Rabbi Lisitsa writes:
I am a Reform rabbi. It is certainly not obvious. When people hear that I am studying Talmud, they raise an eyebrow. In religious circles, there is a hidden message that true and meaningful learning can only take place in a traditional Yeshiva and be done by men. In the Beit Midrash, there is a custom that good students sit in the front benches, close to the rabbi, and less knowledgeable students sit at the back. I felt that while I was studying, I always sat in the back seat and thought that everyone else knew more than I. It took me a long time to say that I do know, without apologizing!
I grew up in the Soviet Union where Judaism was referred to as a nationality and not as a religion. When I came to Israel at the age of 20, I worked as an educator in informal education and then in a Conservative community; I took on certain roles and I was drawn to their activities. I may not be the one to change the lives of others, but I can certainly be of help to people in their significant moments of their life.
I was the first female Reform Rabbi in Israel to be appointed to a Religious Council, a kind of victory for democracy. I was the only woman and the only Reform representative on this forum and I sat together secular and Orthodox representatives. We did not agree on many things but we treated each other with mutual respect.

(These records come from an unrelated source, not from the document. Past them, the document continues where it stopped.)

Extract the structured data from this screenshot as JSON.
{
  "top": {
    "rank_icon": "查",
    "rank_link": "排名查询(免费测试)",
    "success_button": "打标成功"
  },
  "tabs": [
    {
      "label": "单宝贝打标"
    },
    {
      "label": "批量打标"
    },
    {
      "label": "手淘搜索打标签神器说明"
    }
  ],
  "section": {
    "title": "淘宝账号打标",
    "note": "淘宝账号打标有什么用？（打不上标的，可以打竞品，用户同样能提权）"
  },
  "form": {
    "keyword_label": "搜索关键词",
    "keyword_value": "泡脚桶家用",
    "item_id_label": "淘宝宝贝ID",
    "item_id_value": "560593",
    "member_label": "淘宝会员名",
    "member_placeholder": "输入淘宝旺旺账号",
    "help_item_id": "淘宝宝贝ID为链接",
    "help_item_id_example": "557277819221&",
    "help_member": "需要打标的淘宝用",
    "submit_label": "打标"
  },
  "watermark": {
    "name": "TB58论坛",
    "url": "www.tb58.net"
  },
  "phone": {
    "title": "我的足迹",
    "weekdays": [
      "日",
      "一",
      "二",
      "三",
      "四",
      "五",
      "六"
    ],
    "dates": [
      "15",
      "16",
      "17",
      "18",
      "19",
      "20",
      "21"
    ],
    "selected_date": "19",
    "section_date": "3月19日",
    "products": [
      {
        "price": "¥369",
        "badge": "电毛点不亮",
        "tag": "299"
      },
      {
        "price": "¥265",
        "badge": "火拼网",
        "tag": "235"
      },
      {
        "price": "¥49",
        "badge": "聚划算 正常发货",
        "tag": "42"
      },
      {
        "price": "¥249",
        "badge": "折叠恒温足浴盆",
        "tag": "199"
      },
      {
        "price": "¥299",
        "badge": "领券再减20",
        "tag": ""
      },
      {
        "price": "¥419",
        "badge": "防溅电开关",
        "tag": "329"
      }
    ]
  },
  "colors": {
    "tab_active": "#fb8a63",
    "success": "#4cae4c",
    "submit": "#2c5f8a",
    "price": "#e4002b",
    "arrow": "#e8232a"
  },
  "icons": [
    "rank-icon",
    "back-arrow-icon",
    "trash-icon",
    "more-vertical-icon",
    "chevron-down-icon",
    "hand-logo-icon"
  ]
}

Today, there are more women studying Talmud than in the past, but it is still not in the same gender proportion. I teach many people who do not come from religious backgrounds; they make apologetic comments, like "tell me what is right." I let them know that these texts are for all of us, men and women, the ultra-Orthodox and secular Jews, all denominations. They are for all who aspire to open their eyes, to learn and to interpret these texts. No one owns them!